Штерн, для которого на свете не существует ничего кроме театра, любил повторять, что всякий подлинный актер — эмоциональный голодранец, и пояснял это, как многое другое, с помощью денежной метафоры (меркантильность Ноя Ноевича была одновременно его силой и его слабостью). «Предположим, что в обычном человеке чувств имеется на рубль, — говорил он. — Полтинник человек тратит на семью, двадцать пять копеек на работу, остальное на друзей и увлечения. Все сто копеек его эмоций расходуются на повседневную жизнь. Не то актер! В каждую сыгранную роль он инвестирует по пятаку, по гривеннику — без этой живой лепты убедительно сыграть невозможно. За свою карьеру выдающийся талант может исполнить десять, максимум двадцать первоклассных ролей. Что остается на повседневность — семью, друзей, любовниц или любовников? Алтын да полушка».
Ной Ноевич очень не любит, когда с ним спорят, поэтому Элиза выслушивала его «копеечную» теорию молча. Но, если б стала возражать, сказала бы: «Неправда! Актеры — люди особенные, и эмоциональное устройство у них тоже особенное. Если не обладаешь этим зарядом, на сцене делать нечего. Пускай во мне изначально чувств было на рубль. Но, играя, я не расходую свой рубль, я пускаю его в оборот, и каждая удачная роль приносит мне дивиденды. Это обычные люди с рождения до смерти проживают эмоций на сто копеек, а я существую на проценты, сохраняя капитал в неприкосновенности! Чужие жизни, частью которых я становлюсь на сцене, не вычитаются из моей, а плюсуются к ней!»

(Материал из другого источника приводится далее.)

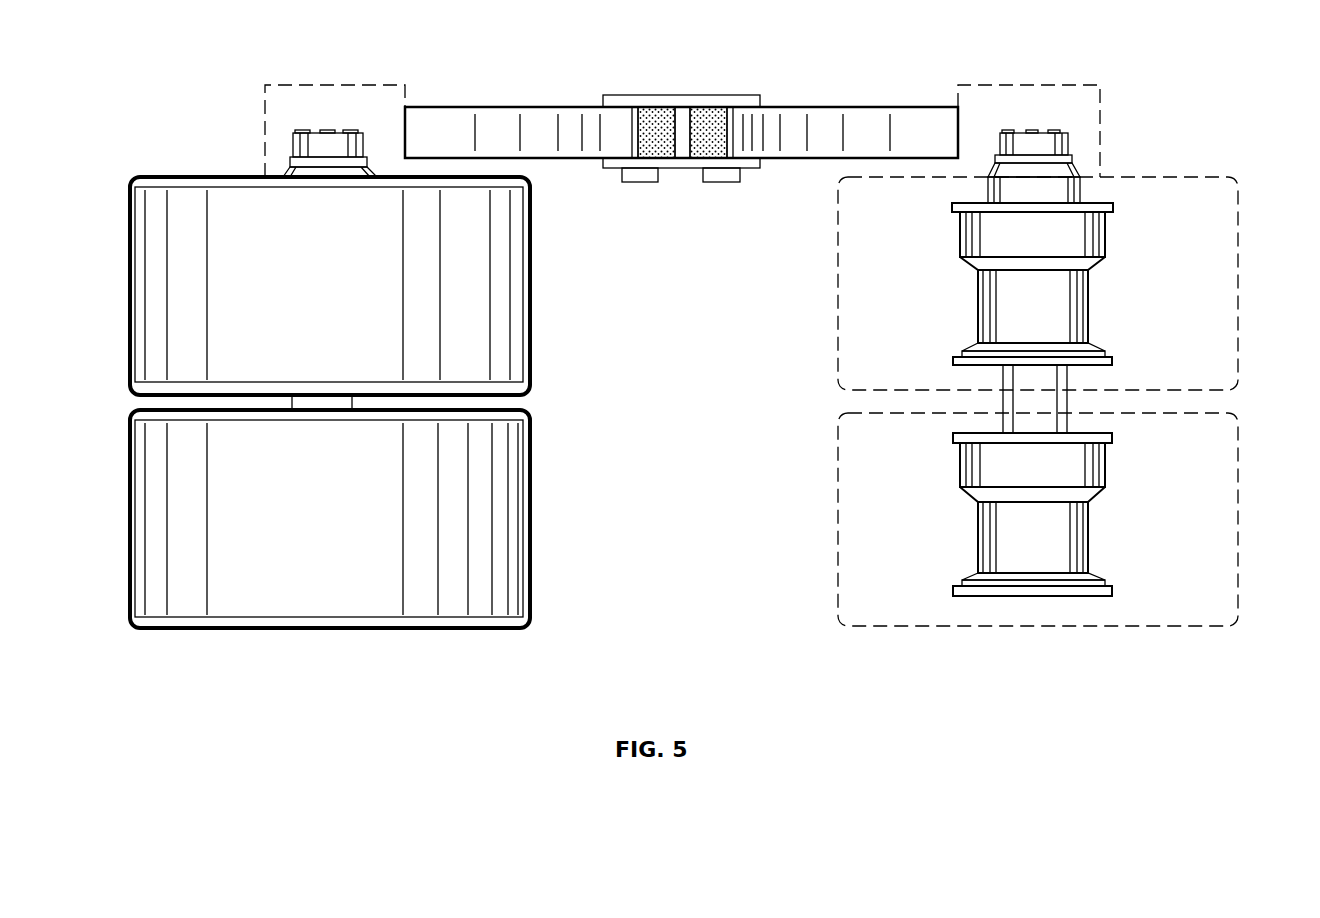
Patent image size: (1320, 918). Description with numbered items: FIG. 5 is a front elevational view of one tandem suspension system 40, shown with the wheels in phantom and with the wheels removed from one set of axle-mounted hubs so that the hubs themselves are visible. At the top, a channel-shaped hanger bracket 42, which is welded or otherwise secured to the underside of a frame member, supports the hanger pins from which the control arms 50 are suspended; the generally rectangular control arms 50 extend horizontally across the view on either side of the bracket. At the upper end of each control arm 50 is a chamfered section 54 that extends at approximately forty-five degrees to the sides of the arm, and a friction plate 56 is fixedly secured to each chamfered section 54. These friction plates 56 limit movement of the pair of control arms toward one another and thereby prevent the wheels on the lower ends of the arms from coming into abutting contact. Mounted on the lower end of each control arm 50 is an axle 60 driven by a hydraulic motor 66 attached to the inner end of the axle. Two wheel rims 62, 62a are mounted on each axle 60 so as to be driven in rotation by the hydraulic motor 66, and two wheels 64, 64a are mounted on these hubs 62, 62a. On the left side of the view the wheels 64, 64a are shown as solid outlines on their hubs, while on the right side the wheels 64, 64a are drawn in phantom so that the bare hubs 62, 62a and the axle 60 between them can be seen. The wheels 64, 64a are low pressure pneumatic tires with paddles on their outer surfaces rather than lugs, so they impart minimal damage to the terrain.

The tandem suspension system 40 is at (704, 127).
The channel-shaped hanger bracket 42 is at (653, 95).
The control arm 50 is at (507, 88).
The chamfered section 54 is at (643, 100).
The friction plate 56 is at (707, 100).
The axle 60 is at (356, 395).
The wheel rim 62 is at (1088, 305).
The wheel rim 62a is at (1088, 537).
The wheel 64 is at (530, 265).
The wheel 64a is at (530, 503).
The hydraulic motor 66 is at (284, 80).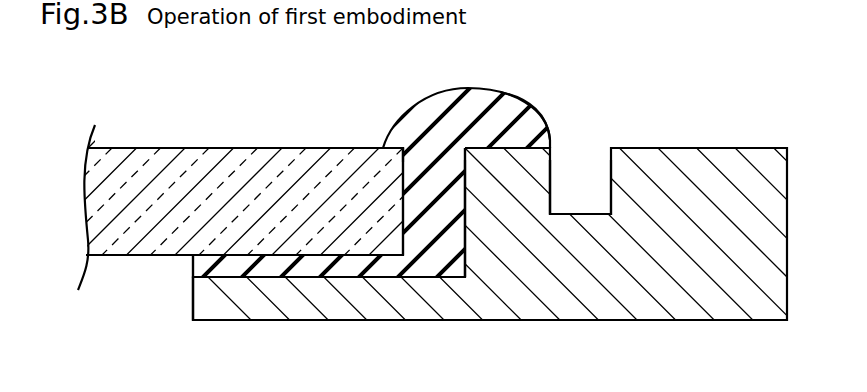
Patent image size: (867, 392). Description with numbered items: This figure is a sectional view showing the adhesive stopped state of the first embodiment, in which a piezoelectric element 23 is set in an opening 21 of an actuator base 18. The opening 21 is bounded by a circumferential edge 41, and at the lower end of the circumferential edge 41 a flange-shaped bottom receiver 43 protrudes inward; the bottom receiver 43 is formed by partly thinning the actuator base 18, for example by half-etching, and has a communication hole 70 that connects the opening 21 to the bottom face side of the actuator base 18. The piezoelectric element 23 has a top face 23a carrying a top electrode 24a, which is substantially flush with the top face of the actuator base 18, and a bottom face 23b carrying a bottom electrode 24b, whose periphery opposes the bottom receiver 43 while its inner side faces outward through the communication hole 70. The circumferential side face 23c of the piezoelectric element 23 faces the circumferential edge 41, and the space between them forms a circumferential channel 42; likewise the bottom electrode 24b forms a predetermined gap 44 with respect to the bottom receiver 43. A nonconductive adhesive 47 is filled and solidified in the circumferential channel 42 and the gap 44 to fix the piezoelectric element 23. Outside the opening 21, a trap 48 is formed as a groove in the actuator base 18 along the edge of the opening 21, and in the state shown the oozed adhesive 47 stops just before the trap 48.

The actuator base 18 is at (688, 165).
The opening 21 is at (460, 140).
The piezoelectric element 23 is at (150, 147).
The top face 23a is at (343, 147).
The bottom face 23b is at (330, 263).
The circumferential side face 23c is at (403, 162).
The top electrode 24a is at (275, 147).
The bottom electrode 24b is at (114, 257).
The circumferential edge 41 is at (460, 200).
The circumferential channel 42 is at (428, 190).
The bottom receiver 43 is at (263, 306).
The gap 44 is at (192, 268).
The nonconductive adhesive 47 is at (510, 107).
The trap 48 is at (610, 173).
The communication hole 70 is at (192, 302).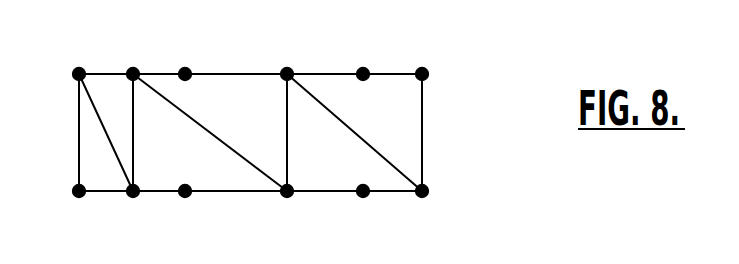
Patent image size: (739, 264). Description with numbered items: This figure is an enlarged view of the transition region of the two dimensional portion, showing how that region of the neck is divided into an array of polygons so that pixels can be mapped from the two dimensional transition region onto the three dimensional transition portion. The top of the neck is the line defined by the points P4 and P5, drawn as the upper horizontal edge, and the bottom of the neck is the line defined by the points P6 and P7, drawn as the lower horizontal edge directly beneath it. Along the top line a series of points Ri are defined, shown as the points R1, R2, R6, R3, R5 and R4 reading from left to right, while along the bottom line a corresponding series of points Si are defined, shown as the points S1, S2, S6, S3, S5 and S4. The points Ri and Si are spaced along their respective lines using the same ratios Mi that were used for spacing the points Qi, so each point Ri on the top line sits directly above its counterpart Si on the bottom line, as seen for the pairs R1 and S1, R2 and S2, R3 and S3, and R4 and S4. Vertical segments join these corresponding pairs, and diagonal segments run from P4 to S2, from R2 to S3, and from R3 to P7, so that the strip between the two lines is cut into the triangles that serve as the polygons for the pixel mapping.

The point R1 is at (76, 57).
The point R2 is at (130, 57).
The point R3 is at (295, 57).
The point R4 is at (416, 57).
The point R5 is at (361, 57).
The point R6 is at (184, 57).
The point S1 is at (75, 212).
The point S2 is at (129, 212).
The point S3 is at (294, 212).
The point S4 is at (416, 212).
The point S5 is at (361, 212).
The point S6 is at (182, 212).
The point P4 is at (87, 77).
The point P5 is at (411, 77).
The point P6 is at (87, 191).
The point P7 is at (411, 194).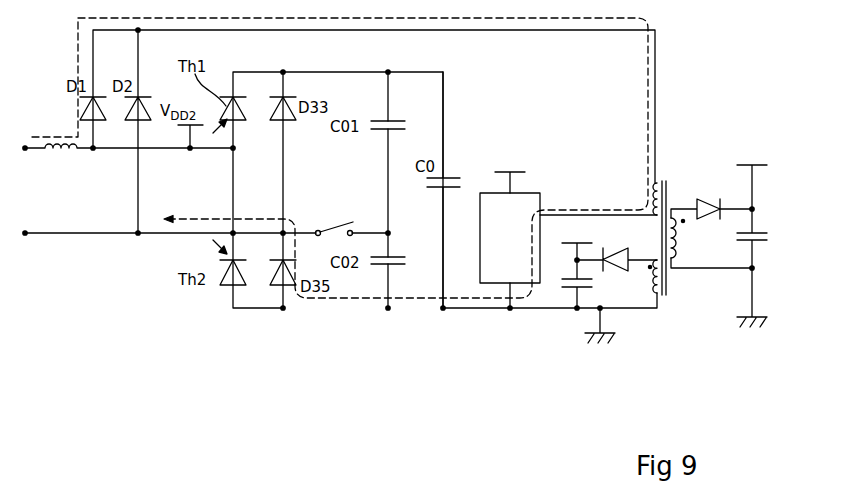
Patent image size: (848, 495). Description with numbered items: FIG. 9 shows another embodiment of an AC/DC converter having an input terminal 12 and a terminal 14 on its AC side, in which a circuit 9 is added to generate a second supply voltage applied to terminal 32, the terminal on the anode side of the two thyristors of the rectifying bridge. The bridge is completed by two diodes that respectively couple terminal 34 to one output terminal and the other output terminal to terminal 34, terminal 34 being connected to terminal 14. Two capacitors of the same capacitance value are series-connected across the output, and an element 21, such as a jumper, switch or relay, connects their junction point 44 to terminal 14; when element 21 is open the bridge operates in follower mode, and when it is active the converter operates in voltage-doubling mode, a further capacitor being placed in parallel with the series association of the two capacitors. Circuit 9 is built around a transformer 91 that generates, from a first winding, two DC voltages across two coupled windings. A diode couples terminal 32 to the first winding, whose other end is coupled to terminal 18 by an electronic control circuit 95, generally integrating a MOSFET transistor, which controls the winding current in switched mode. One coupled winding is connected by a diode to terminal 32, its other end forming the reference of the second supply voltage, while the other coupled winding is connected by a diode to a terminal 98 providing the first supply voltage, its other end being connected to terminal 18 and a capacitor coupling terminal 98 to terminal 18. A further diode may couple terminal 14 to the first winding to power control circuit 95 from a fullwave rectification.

The first input terminal 12 is at (26, 146).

Если спектакль удавался, Элиза физически ощущала переполняющую ее энергию чувств. Энергии этой было так много, что она насыщала весь зал, тысячу человек! Но и зрители, в свою очередь, заряжали Элизу своим огнем. Этот волшебный эффект знаком всякому настоящему актеру. Покойный Смарагдов, любитель пошлых сравнений, говорил, что актер, вне зависимости от пола, всегда мужчина. От него зависит, удастся ли довести публику до экстаза либо же он просто вспотеет, выбьется из сил, а любовница уйдет неудовлетворенной и станет искать иных объятий.
Вот почему Элизе было скучно думать о кинематографе, которым грезил Андрей Гордеевич. Что ей за прок, если зрители в сотне или тысяче электротеатров будут рыдать или вожделеть, видя ее лицо на куске тряпки? Ведь она сама этой любви осязать и чувствовать не сможет.
Пускай Шустров думает, что она примет его предложение из честолюбия, из жажды всемирной славы. Ей же нужно лишь одно: чтоб он избавил ее от Чингиз-хана. За это она готова быть вечной должницей. Брак, даже без любви, может оказаться гармоничным. Шустров ценит в ней актрису больше, чем женщину? Ну так она и есть в первую очередь актриса.